According to Orban, it was wrong for Europe that it did not limit aiding Ukraine, as it is dragged into war more and more with each passing day.
Russia launched its war on Ukraine on Feb. 24 last year.
NATO bids of Sweden, Finland
Orban said he asked deputies of his nationalist Fidesz party to support Finland and Sweden's NATO bids but that there is a dispute over the issue.
"If Sweden and Finland want Hungary to be fair and contribute to (their) NATO membership, then these countries should take the same steps and not spread false claims about Hungary," Orban said.
He also said Türkiye's voice over its concerns about Sweden's bid needs to be heard.
"Türkiye also has concerns about Sweden and that these should be taken into account. Türkiye's concern is that there are terrorist organizations operating against Türkiye in Sweden.
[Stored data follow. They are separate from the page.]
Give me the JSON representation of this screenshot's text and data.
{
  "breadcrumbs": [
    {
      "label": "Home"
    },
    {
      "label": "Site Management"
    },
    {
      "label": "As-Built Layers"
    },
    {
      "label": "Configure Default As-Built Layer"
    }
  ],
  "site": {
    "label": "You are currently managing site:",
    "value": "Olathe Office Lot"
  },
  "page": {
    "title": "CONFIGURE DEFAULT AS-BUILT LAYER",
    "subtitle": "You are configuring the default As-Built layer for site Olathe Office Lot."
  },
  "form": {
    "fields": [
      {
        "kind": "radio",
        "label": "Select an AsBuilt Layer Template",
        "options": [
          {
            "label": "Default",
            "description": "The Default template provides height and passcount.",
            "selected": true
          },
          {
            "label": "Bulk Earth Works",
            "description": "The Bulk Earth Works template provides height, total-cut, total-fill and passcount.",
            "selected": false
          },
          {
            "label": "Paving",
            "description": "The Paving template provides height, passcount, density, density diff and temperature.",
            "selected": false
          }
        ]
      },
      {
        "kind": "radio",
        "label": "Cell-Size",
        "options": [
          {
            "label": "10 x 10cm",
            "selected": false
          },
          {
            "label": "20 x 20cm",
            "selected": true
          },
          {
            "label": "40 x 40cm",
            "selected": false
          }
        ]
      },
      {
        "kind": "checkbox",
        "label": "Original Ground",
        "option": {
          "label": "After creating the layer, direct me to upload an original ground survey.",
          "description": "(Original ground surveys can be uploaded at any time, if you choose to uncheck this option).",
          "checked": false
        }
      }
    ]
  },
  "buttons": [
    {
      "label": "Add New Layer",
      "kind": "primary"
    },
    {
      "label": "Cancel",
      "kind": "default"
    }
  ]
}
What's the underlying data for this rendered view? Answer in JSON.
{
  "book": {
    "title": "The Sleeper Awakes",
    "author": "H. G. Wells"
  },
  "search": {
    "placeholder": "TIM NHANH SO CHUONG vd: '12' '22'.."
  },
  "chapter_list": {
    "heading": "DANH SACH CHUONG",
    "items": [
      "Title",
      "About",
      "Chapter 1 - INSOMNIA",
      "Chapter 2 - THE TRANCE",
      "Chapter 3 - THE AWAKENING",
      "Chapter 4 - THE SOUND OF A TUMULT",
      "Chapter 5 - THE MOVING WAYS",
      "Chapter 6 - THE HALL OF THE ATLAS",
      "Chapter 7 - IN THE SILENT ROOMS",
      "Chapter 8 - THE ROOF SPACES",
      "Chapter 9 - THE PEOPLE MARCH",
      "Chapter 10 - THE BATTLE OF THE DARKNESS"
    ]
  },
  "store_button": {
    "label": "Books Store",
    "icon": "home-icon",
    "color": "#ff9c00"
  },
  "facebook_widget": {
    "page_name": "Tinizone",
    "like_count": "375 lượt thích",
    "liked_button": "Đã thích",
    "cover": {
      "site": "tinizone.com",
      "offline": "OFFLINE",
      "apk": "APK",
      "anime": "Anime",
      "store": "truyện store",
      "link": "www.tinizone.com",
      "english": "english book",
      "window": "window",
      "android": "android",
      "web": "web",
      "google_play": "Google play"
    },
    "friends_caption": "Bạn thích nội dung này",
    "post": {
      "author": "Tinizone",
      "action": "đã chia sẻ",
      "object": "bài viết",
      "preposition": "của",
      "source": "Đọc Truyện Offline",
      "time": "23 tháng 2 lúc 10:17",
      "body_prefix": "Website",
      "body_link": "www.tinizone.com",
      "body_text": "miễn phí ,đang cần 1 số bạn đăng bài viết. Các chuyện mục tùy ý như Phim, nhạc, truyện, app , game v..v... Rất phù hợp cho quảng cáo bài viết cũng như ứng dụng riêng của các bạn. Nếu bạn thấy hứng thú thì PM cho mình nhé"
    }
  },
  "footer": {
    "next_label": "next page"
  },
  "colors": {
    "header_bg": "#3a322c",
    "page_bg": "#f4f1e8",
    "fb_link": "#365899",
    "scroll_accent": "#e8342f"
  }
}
They (Türkiye) are our allies and we should hear their voices," said Orban.
Hungary’s ruling party remains divided over the NATO bids of Finland and Sweden as the National Assembly, the country’s parliament, prepares to vote on the matter at the beginning of March.
Deputies do not want to support the two countries on the grounds that they are spreading false allegations about Hungary.
Türkiye and Hungary are the only NATO members that are yet to ratify the two countries’ bids.
Finland and Sweden abandoned their longstanding policies of military nonalignment and applied for membership in the alliance after Russia launched its war on Ukraine last February.
But NATO member Türkiye has not yet endorsed their accession, which requires unanimous approval from all alliance members.
According to Turkish officials, the two countries, particularly Sweden, have yet to take necessary steps against terrorism.
Ankara has hinted, however, that it is considering ratifying Finland’s NATO membership application separately from that of Sweden.